Algemene instellingen
Wanneer u een nieuwe activiteit aan een pijplijn toevoegt en deze selecteert, ziet u de eigenschappenvensters in het gebied onder aan het scherm. Deze eigenschappenvensters omvatten Algemeen, Instellingen en soms ook andere deelvensters.

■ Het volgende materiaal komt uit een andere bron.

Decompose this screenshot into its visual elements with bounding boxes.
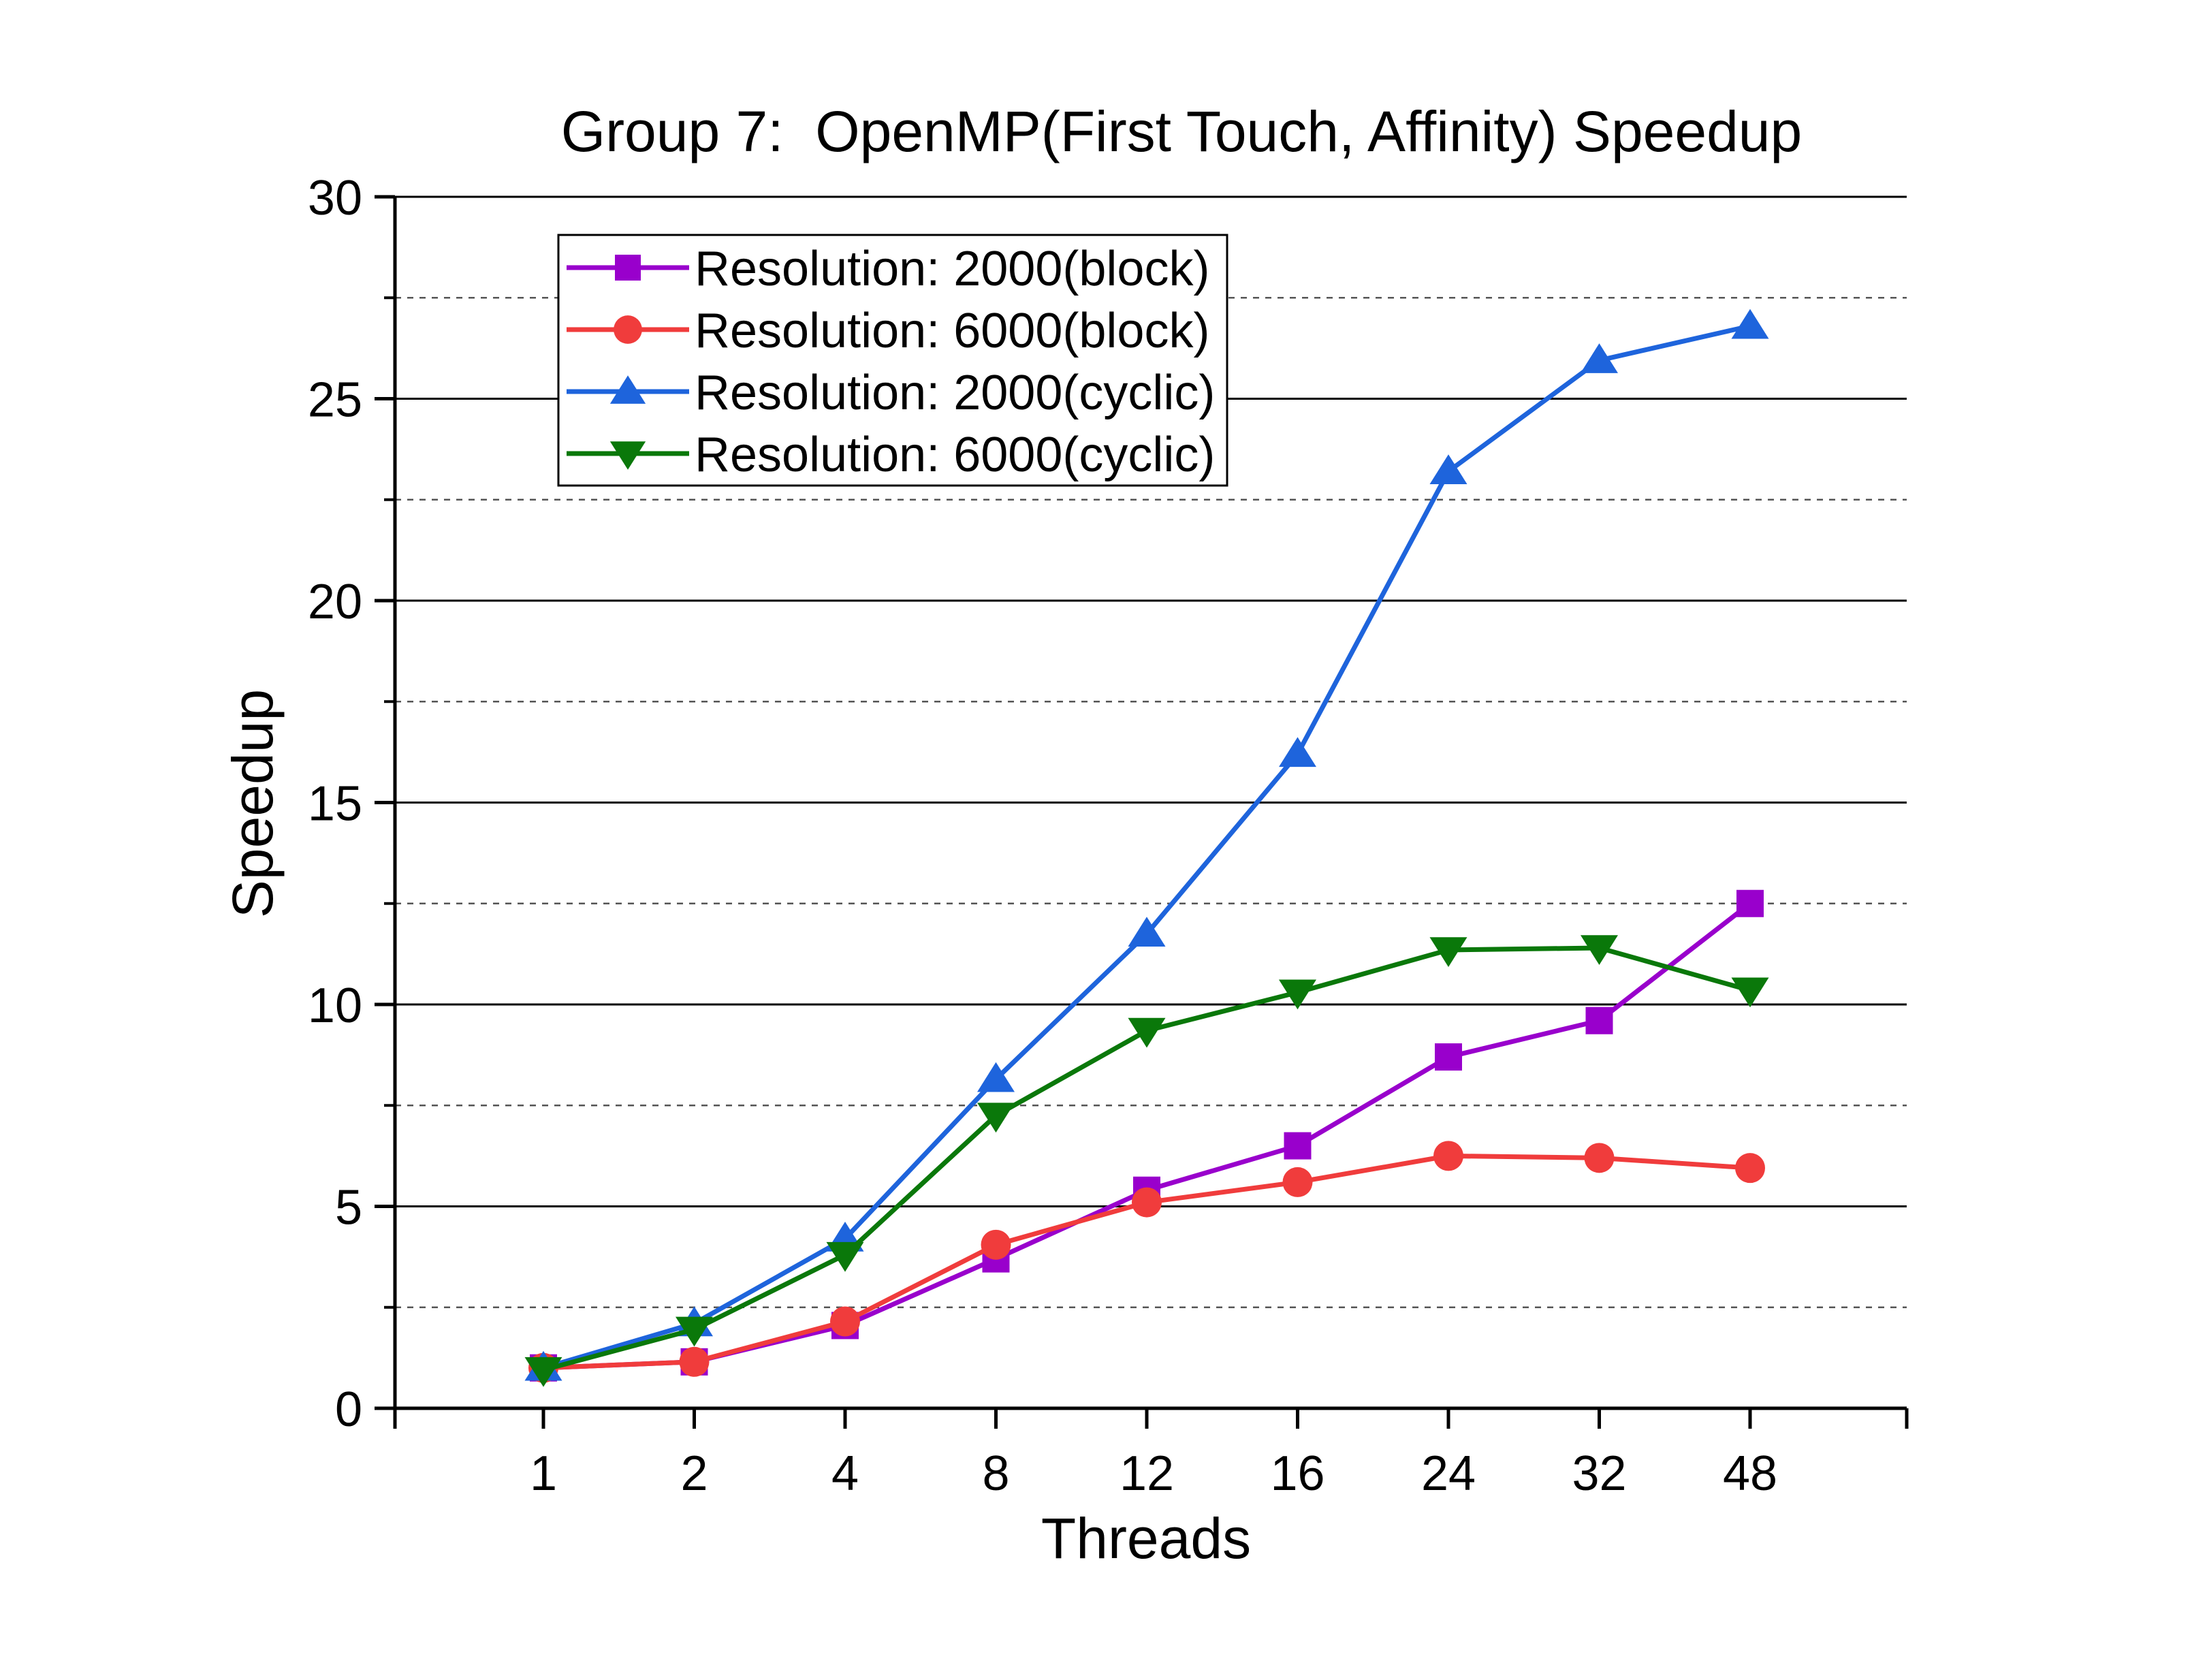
data-point-circle	[1584, 1143, 1615, 1173]
data-point-square	[1284, 1132, 1312, 1160]
x-tick-label: 24	[1421, 1446, 1476, 1501]
x-tick-label: 16	[1270, 1446, 1324, 1501]
legend-label: Resolution: 2000(cyclic)	[695, 366, 1215, 420]
data-point-circle	[1132, 1187, 1162, 1218]
data-point-triangle-down	[977, 1103, 1015, 1133]
data-point-square	[1435, 1043, 1462, 1071]
data-point-circle	[1433, 1141, 1463, 1171]
data-point-triangle-down	[1429, 937, 1467, 967]
y-axis-label: Speedup	[221, 689, 285, 918]
data-point-triangle-down	[524, 1357, 562, 1387]
data-point-circle	[981, 1229, 1011, 1260]
y-tick-label: 20	[308, 575, 362, 629]
data-point-triangle-up	[1581, 343, 1618, 373]
x-tick-label: 1	[530, 1446, 557, 1501]
data-point-triangle-down	[1731, 977, 1769, 1008]
legend: Resolution: 2000(block) Resolution: 6000(…	[557, 234, 1228, 487]
data-point-square	[1585, 1007, 1613, 1034]
data-point-triangle-down	[1128, 1017, 1166, 1048]
y-tick-label: 30	[308, 171, 362, 225]
data-point-triangle-down	[1279, 979, 1316, 1010]
data-point-circle	[614, 315, 642, 344]
y-tick-label: 25	[308, 373, 362, 428]
series-line	[543, 901, 1752, 1371]
legend-label: Resolution: 6000(cyclic)	[695, 428, 1215, 482]
data-point-triangle-down	[826, 1241, 864, 1272]
x-tick-label: 8	[982, 1446, 1009, 1501]
data-point-triangle-up	[977, 1062, 1015, 1092]
legend-box	[557, 234, 1228, 487]
data-point-triangle-up	[609, 375, 646, 404]
x-tick-label: 32	[1572, 1446, 1626, 1501]
chart-title: Group 7: OpenMP(First Touch, Affinity) S…	[561, 99, 1803, 163]
data-point-square	[615, 255, 641, 281]
data-point-circle	[1735, 1153, 1765, 1184]
y-tick-label: 0	[335, 1382, 362, 1437]
y-tick-label: 5	[335, 1181, 362, 1235]
data-point-triangle-up	[1429, 454, 1467, 484]
y-tick-label: 10	[308, 979, 362, 1033]
x-axis-label: Threads	[1041, 1506, 1251, 1570]
data-point-triangle-up	[1731, 308, 1769, 339]
legend-label: Resolution: 6000(block)	[695, 304, 1209, 358]
data-point-circle	[830, 1306, 860, 1337]
data-point-circle	[1282, 1167, 1313, 1197]
y-tick-label: 15	[308, 777, 362, 831]
x-tick-label: 4	[831, 1446, 859, 1501]
data-point-triangle-down	[609, 441, 646, 470]
x-tick-label: 2	[680, 1446, 708, 1501]
data-point-triangle-up	[1279, 737, 1316, 767]
data-point-circle	[679, 1346, 710, 1377]
data-point-triangle-down	[676, 1316, 713, 1347]
data-point-triangle-down	[1581, 935, 1618, 965]
legend-label: Resolution: 2000(block)	[695, 242, 1209, 296]
data-point-square	[1736, 889, 1764, 917]
series-layer	[524, 308, 1769, 1387]
x-tick-label: 48	[1723, 1446, 1777, 1501]
data-point-triangle-up	[1128, 917, 1166, 947]
series-group	[524, 935, 1769, 1387]
x-tick-label: 12	[1120, 1446, 1174, 1501]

De algemene instellingen bevatten altijd de velden Naam en Beschrijving voor elke activiteit. Sommige activiteiten omvatten ook het volgende:
Instelling | Beschrijving |
---|---|
Timeout | De maximale hoeveelheid tijd die een activiteit kan uitvoeren. De standaardwaarde is 12 uur en de maximaal toegestane tijd is zeven dagen. De notatie voor de time-out bevindt zich in D.HH:MM:SS. |
Opnieuw proberen | Maximum aantal nieuwe pogingen. |
(Geavanceerde eigenschappen) Interval voor opnieuw proberen (sec) | Het aantal seconden tussen elke nieuwe poging. |
(Geavanceerde eigenschappen) Beveiligde uitvoer | Wanneer deze optie is ingeschakeld, wordt de uitvoer van de activiteit niet vastgelegd in logboekregistratie. |
(Geavanceerde eigenschappen) Beveiligde invoer | Wanneer deze optie is ingeschakeld, wordt de invoer van de activiteit niet vastgelegd in logboekregistratie. |
Notitie
Er is een standaard zachte limiet van maximaal 80 activiteiten per pijplijn, waaronder interne activiteiten voor containers.